According to a new report from the Pew Internet and American Life Project, in the past year social networking use among Americans age 50 and up nearly doubled—from 22% to 42%. Half of internet users age 50-64, and a quarter of users 65 and older, now regularly use social networking sites such as Facebook, Twitter, and Flickr…
“Although e-mail continues to be the primary way that older users maintain contact with friends, families and colleagues, many users now rely on social network platforms to help manage their daily communications—sharing links, photos, videos, news and status updates with a growing network of contacts,” says the report.
The report also notes that older internet users also tend to like online news: “76% of internet users ages 50-64 get news online, and 42% do so on a typical day.
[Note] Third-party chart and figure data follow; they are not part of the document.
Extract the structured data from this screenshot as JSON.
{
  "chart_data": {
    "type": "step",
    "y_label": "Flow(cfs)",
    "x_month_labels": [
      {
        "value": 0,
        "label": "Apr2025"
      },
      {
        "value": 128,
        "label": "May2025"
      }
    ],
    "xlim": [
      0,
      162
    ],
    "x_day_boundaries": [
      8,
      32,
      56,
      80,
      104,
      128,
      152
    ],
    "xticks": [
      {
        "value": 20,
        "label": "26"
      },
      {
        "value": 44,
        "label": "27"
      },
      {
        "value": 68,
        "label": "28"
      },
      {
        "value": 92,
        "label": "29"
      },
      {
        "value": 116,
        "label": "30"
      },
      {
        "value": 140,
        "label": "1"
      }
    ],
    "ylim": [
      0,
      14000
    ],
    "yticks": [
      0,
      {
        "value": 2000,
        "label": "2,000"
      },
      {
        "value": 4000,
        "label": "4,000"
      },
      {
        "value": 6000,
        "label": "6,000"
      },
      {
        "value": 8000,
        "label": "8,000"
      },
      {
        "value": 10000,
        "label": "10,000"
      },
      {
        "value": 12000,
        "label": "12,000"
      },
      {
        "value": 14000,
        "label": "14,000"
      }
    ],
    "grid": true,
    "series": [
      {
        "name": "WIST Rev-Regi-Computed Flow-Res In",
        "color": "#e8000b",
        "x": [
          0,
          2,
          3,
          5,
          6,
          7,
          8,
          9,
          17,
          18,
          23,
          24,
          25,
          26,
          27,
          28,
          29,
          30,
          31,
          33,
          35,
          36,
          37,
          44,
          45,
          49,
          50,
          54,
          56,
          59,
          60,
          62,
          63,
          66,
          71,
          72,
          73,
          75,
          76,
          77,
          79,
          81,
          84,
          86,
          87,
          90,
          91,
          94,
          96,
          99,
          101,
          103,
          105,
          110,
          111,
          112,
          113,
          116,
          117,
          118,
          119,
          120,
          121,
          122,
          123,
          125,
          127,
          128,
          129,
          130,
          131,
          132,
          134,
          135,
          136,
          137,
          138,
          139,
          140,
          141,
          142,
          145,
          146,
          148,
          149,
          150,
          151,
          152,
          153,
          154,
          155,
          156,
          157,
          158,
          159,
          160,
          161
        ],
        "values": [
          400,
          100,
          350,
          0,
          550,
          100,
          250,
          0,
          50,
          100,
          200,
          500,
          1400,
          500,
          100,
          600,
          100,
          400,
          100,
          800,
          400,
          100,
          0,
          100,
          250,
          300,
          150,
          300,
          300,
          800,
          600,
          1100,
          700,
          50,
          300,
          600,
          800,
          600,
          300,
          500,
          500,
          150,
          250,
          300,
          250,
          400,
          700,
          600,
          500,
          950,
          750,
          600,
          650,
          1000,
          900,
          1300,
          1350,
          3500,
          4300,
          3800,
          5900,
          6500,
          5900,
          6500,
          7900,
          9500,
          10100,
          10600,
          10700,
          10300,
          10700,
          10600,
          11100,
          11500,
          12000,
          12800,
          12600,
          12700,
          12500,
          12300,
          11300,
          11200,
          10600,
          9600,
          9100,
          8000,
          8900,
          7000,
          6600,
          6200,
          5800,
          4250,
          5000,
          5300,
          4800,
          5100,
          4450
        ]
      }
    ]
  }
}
Among internet users ages 65 and older, 62% look for news online and 34% do so on a typical day.”
If older adults are a key part of your news organization’s core audience (which is true for most news orgs), consider ways to use social media to deepen and extend your connections with this demographic. In addition to reaching out online to older parts of your community via social networking sites, also consider integrating social media more thoroughly on your web site—and promote and explain your social media efforts more often in print or on the air.
If your news org has been lagging on social media so far, this research could provide even more impetus to get more active in social media. Also, if you’ve assumed social media appeals almost exclusively to younger audiences—think again.